Chroniques

par françois cavaillès

Henry Purcell par les Solistes du Concert d'Astrée
pièces de Dowland, Morley, Purcell et Ravenscroft

Festival de l'Abbaye de Saint-Michel en Thiérache
- 1er juillet 2018
Purcell par les Solistes du Concert d'Astrée, à Saint-Michel en Thiérache
© françois-xavier déssirier

De la petite abbatiale aux styles architecturaux disparates, la bonne acoustique offre d’emblée, au large public, un instant d'unité. Retrouvé le grand ciel bleu de campagne, remis à l'heure du plein soleil au zénith, le premier concert du dernier jour du Festival de l'Abbaye de Saint-Michel en Thiérache s'ouvre sous l'impression sereine d'un son acide, clair et ample, tiré d'une viole de gambe. Le sentiment, certainement doux et bien joli comme un petit enfant, est procuré par la musique d’Henry Purcell (1659-1695), et en particulier ce plaisir de jouer propre à l’Orphée britannique – expression reprise par les Solistes du Concert d'Astrée pour dénommer ce programme lyrique tout autour du probable plus grand compositeur anglais.

Arrangé pour un effectif de chambre, Entry Dance, tiré du semi-opéra The Fairy Queen (1692), introduit le cinquième dimanche du festival. Alors, entrez dans la danse ! Ou plutôt, restez là, à ne rien faire d'autre que suivre la ligne claire d'un archiluth, aux mains agiles de Mónica Pustilnik, et redécouvrir le grand talent du mezzo Anna Reinhold à créer, à partir d'une poésie séculaire, la scène très vivante et poignante d'un opéra rêvé. En l'occurrence, il s'agit de From rosy bow'rs, cantate aussi rare que tourmentée, également signée Purcell mais issue du semi-opéra The comical story of Don Quixote (1695).
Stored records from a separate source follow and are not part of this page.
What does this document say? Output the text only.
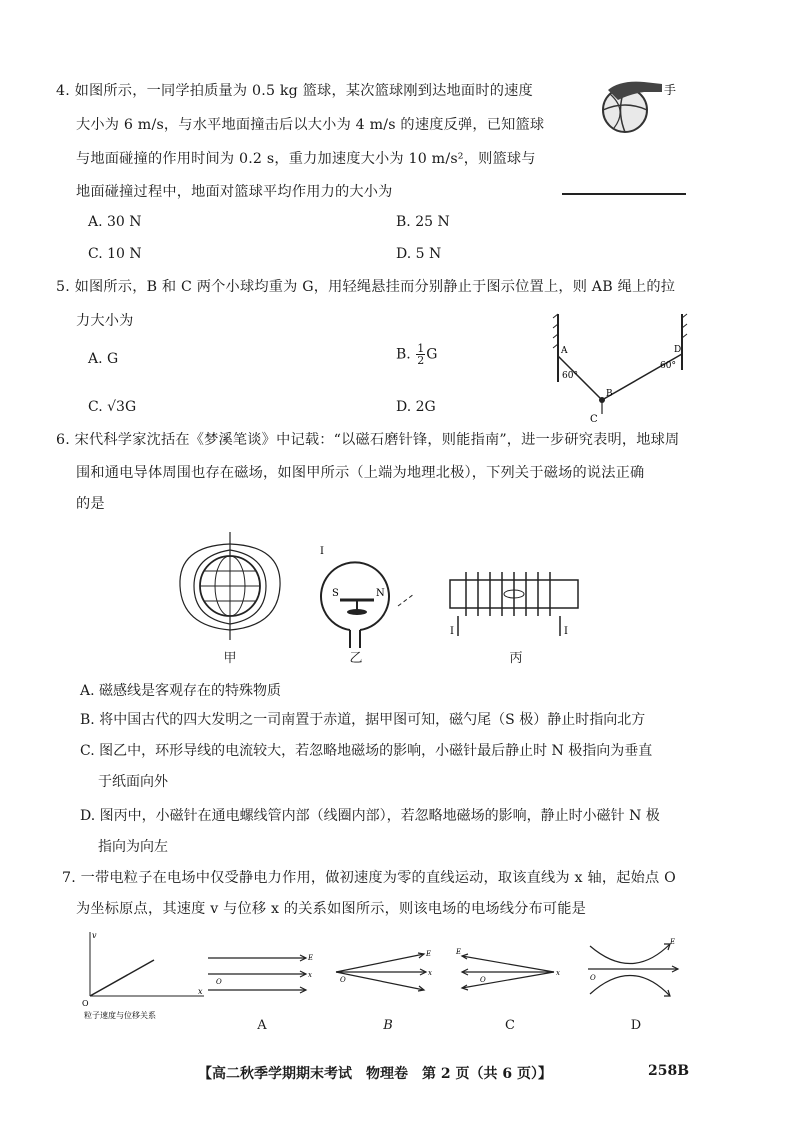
4. 如图所示，一同学拍质量为 0.5 kg 篮球，某次篮球刚到达地面时的速度
大小为 6 m/s，与水平地面撞击后以大小为 4 m/s 的速度反弹，已知篮球
与地面碰撞的作用时间为 0.2 s，重力加速度大小为 10 m/s²，则篮球与
地面碰撞过程中，地面对篮球平均作用力的大小为
A. 30 N	B. 25 N
C. 10 N	D. 5 N
手
5. 如图所示，B 和 C 两个小球均重为 G，用轻绳悬挂而分别静止于图示位置上，则 AB 绳上的拉
力大小为
A. G	B. $\frac{1}{2}$ G
C. √3G	D. 2G
A
60°
60°
B
D
C
6. 宋代科学家沈括在《梦溪笔谈》中记载：“以磁石磨针锋，则能指南”，进一步研究表明，地球周
围和通电导体周围也存在磁场，如图甲所示（上端为地理北极），下列关于磁场的说法正确
的是
I
S	N
I	I
甲	乙	丙
A. 磁感线是客观存在的特殊物质
B. 将中国古代的四大发明之一司南置于赤道，据甲图可知，磁勺尾（S 极）静止时指向北方
C. 图乙中，环形导线的电流较大，若忽略地磁场的影响，小磁针最后静止时 N 极指向为垂直
于纸面向外
D. 图丙中，小磁针在通电螺线管内部（线圈内部），若忽略地磁场的影响，静止时小磁针 N 极
指向为向左
7. 一带电粒子在电场中仅受静电力作用，做初速度为零的直线运动，取该直线为 x 轴，起始点 O
为坐标原点，其速度 v 与位移 x 的关系如图所示，则该电场的电场线分布可能是
v
x
O
粒子速度与位移关系
E
O
x
E
O
x
E
O
x
E
O
A	B	C	D
【高二秋季学期期末考试　物理卷　第 2 页（共 6 页）】	258B
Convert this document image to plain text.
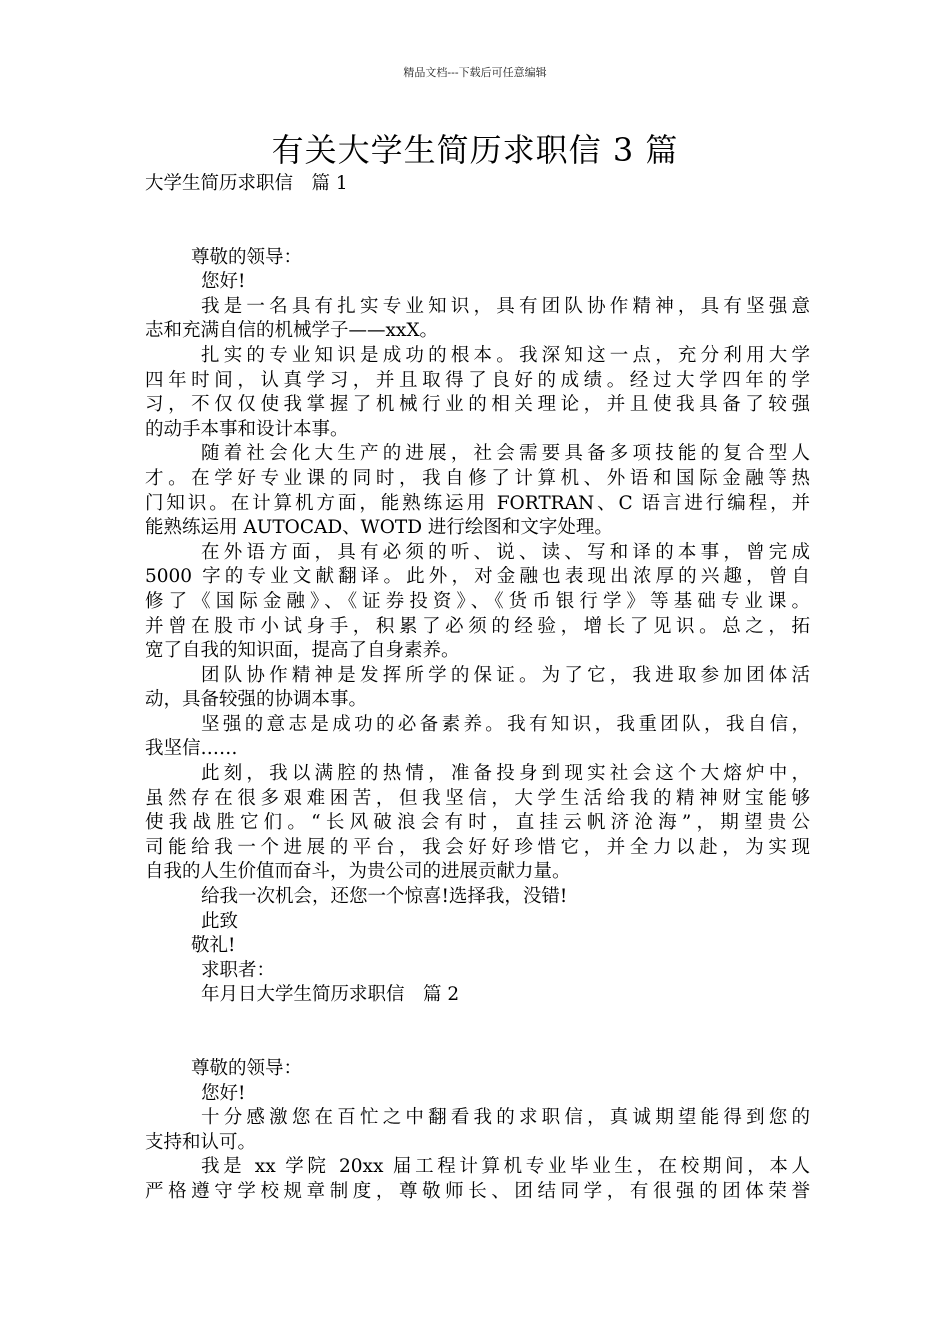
精品文档---下载后可任意编辑
有关大学生简历求职信 3 篇
大学生简历求职信　篇 1
尊敬的领导：
您好!
我是一名具有扎实专业知识，具有团队协作精神，具有坚强意
志和充满自信的机械学子——xxX。
扎实的专业知识是成功的根本。我深知这一点，充分利用大学
四年时间，认真学习，并且取得了良好的成绩。经过大学四年的学
习，不仅仅使我掌握了机械行业的相关理论，并且使我具备了较强
的动手本事和设计本事。
随着社会化大生产的进展，社会需要具备多项技能的复合型人
才。在学好专业课的同时，我自修了计算机、外语和国际金融等热
门知识。在计算机方面，能熟练运用 FORTRAN、C 语言进行编程，并
能熟练运用 AUTOCAD、WOTD 进行绘图和文字处理。
在外语方面，具有必须的听、说、读、写和译的本事，曾完成
5000 字的专业文献翻译。此外，对金融也表现出浓厚的兴趣，曾自
修了《国际金融》、《证券投资》、《货币银行学》等基础专业课。
并曾在股市小试身手，积累了必须的经验，增长了见识。总之，拓
宽了自我的知识面，提高了自身素养。
团队协作精神是发挥所学的保证。为了它，我进取参加团体活
动，具备较强的协调本事。
坚强的意志是成功的必备素养。我有知识，我重团队，我自信，
我坚信……
此刻，我以满腔的热情，准备投身到现实社会这个大熔炉中，
虽然存在很多艰难困苦，但我坚信，大学生活给我的精神财宝能够
使我战胜它们。“长风破浪会有时，直挂云帆济沧海”，期望贵公
司能给我一个进展的平台，我会好好珍惜它，并全力以赴，为实现
自我的人生价值而奋斗，为贵公司的进展贡献力量。
给我一次机会，还您一个惊喜!选择我，没错!
此致
敬礼!
求职者：
年月日大学生简历求职信　篇 2
尊敬的领导：
您好!
十分感激您在百忙之中翻看我的求职信，真诚期望能得到您的
支持和认可。
我是 xx 学院 20xx 届工程计算机专业毕业生，在校期间，本人
严格遵守学校规章制度，尊敬师长、团结同学，有很强的团体荣誉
Le lyrisme évident et le pouvoir de recréer par le chant répandent ensuite toute la passion renfermée, dans un dear kiss, par Sweeter than roses, air aussi composé par Purcell en l'année de sa mort, pour la tragédie lyrique Pausanias, the betrayer of his country. Plus profond encore, I attempt from love’s sickness to fly in vain (C'est en vain que je tente d'échapper à la maladie d'amour), extrait du semi-opéra The Indian Queen (1695), achève de proclamer l'excellence et la puissance du noble sentiment dans la musique ancienne, régnant ici en maître.

Un magnifique solo, tellurique, vital mais aussi câlin, de la violiste Luciana Elizondo, une mélodie populaire rieuse et shakespearienne de Thomas Morley (It was a lover and his lass, dans As you like it, comédie de 1599) et encore le délectable poison du désespoir (The silver swan, célèbre madrigal d'Orlando Gibbons, 1612) – et si maintenant tout cela ne me tue pas bientôt de désamour... que coulent mes larmes ! Flow my tears, immense succès de John Dowland (1563–1626), est hissé haut par les délicats instrumentistes qui en font des merveilles au delà des mots pourtant surpuissants, pour finir dans un triste sourire :

From the highest spire of contentment
My fortune is thrown
(Du plus haut sommet du contentement
Ma fortune fut jetée bas).

Du pire coq-à-l'âne se glisse alors une rengaine crétine (The marriage of the frogge and the mouse de Thomas Ravenscroft) – heureusement, l’on replonge vite dans Purcell... Après un autre bijou de The Fairy-Queen, ce rondeau superbe d'équilibre, où domine encore la viole de gambe, presque étourdissante de calme, viennent les béatitudes du superbe Music for a while (Oedipus : a tragedy, publié en 1679) et de l'impératif If music be the food of love, moments de grâce entre les musiciens argentins, incluant le luthiste Quito Gato et la voix saisissante d'Anna Reinhold [lire nos chroniques du 9 juillet 2013, du 6 mars 2016 et du 20 juin 2017].

Le timbre merveilleux ferait vibrer les pierres, à chanter de manière si inspirée le grand voyage dans la rêverie de The Indian Queen (They tell us that you mighty powers above). Et pour la suivre dans les méandres fous d’Here the deities approve (d'une Ode for St. Cecilia's day, 1683), que ne faudrait-il pas faire ! Mettre sa montre en gage pour le fameux Lament conclusif de Dido and Æneas (1689), funèbre à souhait, ou bien vendre ses bagues pour le joyeux Fairest Isle, final de King Arthur (1691) ? Peu importe qui se réveillera sans plus un jeton, ce sera aux anges (ou peut-être à peine déçu par le bis pop sirupeux, Goodnight my angel de Billy Joel). Pour les délices du baroque, on peut tout miser à l'Abbaye de Saint-Michel en Thiérache.